At a Glance
- X suffered its second large-scale outage this week, with nearly 80,000 reports on Down Detector.
- The platform began failing around 10 a.m. Eastern on January 16, 2026, showing error messages or refusing to load.
- The disruption follows criticism over Grok, xAI’s chatbot, generating nonconsensual sexual and violent imagery from real photos.
- Why it Matters: Users and advertisers face renewed uncertainty about X’s stability after mass layoffs under Elon Musk.
X is down again. The social network formerly called Twitter stopped working for thousands of users on January 16, 2026, marking the second major outage in a single week.
Outage Timeline

Down Detector logged almost 80,000 outage reports starting at roughly 10 a.m.
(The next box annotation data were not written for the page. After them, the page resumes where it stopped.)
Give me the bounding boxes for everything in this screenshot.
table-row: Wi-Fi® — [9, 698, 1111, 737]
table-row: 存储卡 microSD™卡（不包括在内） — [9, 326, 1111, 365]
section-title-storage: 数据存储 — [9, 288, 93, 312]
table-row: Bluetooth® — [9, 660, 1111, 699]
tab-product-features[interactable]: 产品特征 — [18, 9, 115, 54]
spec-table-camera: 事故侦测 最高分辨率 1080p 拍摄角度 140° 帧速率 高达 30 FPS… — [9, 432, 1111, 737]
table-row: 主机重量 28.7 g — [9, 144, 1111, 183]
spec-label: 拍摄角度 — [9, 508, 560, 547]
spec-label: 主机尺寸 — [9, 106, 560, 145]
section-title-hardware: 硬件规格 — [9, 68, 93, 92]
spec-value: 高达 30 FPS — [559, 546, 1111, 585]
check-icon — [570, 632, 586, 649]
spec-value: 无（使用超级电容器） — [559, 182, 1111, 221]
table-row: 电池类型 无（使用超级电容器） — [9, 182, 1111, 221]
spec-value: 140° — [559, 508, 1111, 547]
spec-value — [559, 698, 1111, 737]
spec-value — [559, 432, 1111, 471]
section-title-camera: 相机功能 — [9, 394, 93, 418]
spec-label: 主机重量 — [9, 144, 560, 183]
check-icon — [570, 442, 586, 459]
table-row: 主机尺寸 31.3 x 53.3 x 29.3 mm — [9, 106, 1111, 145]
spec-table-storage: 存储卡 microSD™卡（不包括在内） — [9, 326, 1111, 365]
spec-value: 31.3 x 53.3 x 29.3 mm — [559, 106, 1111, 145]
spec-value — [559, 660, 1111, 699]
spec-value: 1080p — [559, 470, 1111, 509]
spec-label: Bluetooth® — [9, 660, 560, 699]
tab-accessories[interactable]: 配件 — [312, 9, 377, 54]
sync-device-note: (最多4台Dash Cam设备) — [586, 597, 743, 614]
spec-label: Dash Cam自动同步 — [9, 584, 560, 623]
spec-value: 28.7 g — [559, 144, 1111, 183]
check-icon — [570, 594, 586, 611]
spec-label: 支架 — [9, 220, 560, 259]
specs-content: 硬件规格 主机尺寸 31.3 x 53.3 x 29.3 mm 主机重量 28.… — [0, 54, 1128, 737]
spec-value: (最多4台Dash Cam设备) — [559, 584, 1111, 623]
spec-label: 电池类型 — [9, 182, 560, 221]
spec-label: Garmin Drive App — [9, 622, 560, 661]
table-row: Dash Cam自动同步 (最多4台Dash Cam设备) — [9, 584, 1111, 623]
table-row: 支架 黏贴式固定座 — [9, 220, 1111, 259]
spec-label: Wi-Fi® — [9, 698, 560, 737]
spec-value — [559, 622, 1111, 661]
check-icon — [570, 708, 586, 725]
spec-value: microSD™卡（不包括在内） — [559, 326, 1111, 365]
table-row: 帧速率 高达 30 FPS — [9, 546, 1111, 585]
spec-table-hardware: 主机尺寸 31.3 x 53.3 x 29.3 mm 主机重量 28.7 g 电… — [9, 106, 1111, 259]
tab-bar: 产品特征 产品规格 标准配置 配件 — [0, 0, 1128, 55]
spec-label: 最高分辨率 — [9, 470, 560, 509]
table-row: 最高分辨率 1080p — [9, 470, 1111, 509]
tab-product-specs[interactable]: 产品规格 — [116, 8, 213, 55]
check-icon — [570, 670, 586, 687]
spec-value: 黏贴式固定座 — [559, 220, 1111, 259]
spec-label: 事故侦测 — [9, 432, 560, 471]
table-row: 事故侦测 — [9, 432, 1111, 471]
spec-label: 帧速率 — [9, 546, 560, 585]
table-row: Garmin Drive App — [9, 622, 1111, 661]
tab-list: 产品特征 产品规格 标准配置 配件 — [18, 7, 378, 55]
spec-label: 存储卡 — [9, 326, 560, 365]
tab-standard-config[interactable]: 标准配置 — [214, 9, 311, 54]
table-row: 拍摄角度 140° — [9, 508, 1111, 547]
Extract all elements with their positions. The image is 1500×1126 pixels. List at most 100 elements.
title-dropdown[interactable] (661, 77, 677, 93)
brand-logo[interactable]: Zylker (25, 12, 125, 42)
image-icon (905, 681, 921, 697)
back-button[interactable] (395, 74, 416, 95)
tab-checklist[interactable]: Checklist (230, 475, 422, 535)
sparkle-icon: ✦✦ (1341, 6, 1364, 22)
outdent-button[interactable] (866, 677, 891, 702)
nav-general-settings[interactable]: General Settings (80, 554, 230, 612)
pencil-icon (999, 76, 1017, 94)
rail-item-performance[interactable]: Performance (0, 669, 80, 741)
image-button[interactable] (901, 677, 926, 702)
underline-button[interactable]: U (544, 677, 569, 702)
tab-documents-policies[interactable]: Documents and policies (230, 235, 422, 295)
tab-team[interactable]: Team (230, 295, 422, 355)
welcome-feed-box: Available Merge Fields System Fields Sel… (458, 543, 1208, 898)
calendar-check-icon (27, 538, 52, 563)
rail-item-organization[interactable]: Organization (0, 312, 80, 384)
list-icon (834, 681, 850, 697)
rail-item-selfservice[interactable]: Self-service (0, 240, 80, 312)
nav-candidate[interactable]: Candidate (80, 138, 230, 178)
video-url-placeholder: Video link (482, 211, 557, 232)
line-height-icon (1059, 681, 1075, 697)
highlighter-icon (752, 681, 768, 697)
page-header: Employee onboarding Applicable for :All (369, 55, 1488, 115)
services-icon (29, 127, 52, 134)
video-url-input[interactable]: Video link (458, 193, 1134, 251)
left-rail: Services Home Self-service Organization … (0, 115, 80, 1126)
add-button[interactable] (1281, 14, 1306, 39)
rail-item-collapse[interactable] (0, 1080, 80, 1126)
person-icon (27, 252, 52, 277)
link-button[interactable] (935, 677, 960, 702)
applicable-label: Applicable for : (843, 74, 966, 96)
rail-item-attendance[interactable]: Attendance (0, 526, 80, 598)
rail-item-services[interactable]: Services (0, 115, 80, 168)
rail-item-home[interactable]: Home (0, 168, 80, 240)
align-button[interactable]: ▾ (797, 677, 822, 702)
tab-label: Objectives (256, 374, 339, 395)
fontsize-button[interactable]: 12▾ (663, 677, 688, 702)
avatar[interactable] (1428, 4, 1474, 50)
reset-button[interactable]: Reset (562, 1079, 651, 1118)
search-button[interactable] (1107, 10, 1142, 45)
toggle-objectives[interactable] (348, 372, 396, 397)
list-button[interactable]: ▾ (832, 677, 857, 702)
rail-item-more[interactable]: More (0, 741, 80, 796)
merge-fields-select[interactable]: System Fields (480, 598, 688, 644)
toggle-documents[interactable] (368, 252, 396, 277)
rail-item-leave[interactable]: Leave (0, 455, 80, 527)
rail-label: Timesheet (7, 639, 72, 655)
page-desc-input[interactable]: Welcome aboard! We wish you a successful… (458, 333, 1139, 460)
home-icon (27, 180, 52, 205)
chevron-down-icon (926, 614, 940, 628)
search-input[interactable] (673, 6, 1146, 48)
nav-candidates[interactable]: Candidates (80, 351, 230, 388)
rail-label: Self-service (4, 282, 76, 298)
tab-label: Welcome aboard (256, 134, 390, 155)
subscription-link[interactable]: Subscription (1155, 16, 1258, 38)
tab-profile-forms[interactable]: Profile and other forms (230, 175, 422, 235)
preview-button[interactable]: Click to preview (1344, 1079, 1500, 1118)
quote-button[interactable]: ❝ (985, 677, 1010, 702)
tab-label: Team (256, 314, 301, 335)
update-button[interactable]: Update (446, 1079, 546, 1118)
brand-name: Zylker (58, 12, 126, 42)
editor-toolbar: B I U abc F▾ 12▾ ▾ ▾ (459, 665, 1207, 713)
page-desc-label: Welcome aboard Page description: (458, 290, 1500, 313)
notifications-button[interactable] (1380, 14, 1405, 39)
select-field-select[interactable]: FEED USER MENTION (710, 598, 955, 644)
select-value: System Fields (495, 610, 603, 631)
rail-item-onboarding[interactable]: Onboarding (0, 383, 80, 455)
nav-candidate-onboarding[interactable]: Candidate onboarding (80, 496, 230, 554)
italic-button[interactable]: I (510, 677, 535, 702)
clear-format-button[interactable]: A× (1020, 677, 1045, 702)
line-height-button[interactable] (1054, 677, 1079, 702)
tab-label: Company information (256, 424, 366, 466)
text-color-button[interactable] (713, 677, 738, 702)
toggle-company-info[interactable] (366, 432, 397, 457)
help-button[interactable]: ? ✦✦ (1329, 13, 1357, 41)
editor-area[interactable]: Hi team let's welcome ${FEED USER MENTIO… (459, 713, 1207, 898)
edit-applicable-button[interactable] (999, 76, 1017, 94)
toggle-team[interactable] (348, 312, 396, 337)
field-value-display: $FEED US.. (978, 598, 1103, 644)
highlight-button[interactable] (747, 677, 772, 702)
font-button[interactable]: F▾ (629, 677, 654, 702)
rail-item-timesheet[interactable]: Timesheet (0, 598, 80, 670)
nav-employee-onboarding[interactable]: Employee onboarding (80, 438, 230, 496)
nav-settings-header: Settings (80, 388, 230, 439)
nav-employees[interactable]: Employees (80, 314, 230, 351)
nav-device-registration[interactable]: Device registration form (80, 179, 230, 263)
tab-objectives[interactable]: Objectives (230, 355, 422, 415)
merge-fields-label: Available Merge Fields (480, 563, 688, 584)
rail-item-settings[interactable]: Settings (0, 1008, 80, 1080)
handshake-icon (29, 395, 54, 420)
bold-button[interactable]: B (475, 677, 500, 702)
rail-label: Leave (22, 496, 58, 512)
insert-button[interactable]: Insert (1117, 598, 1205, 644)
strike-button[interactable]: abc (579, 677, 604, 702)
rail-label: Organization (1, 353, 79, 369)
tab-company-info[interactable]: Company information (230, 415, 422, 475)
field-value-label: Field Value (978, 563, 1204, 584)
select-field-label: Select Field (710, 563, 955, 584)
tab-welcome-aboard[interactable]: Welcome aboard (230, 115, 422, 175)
Eastern. Visitors saw blank pages, endless loading loops, or cryptic error messages the article describes as “gang signs.” The platform remained inaccessible at publication time.
This week’s first outage had already rattled users who rely on X for news, customer service, and real-time conversation. A repeat failure so soon amplifies concerns about infrastructure reliability.
Staff Cuts and Infrastructure Strain
When Elon Musk acquired Twitter in 2022, he slashed headcount across engineering and trust-and-safety teams. Critics warned that lean teams might struggle to keep servers stable or respond quickly to failures. The site has stayed online for the most part, yet last year delivered several noticeable blackouts.
Grok Controversy Simmers
The latest crash lands amid fresh backlash over Grok, the xAI chatbot embedded inside X. Users discovered they could prompt the tool to alter real photos of women and children into nonconsensual sexual or violent images. The revelation has renewed scrutiny of content-moderation capabilities on a platform already operating with fewer human reviewers.
What Happens Next
News Of Philadelphia has contacted X for comment. No timeline for full restoration has been provided.
Key Takeaways
- X’s second outage in one week exposes ongoing reliability risks after deep staff reductions.
- Nearly 80,000 user reports highlight the scale of disruption.
- The crash overlaps with controversy over AI-generated harmful imagery, intensifying pressure on the platform.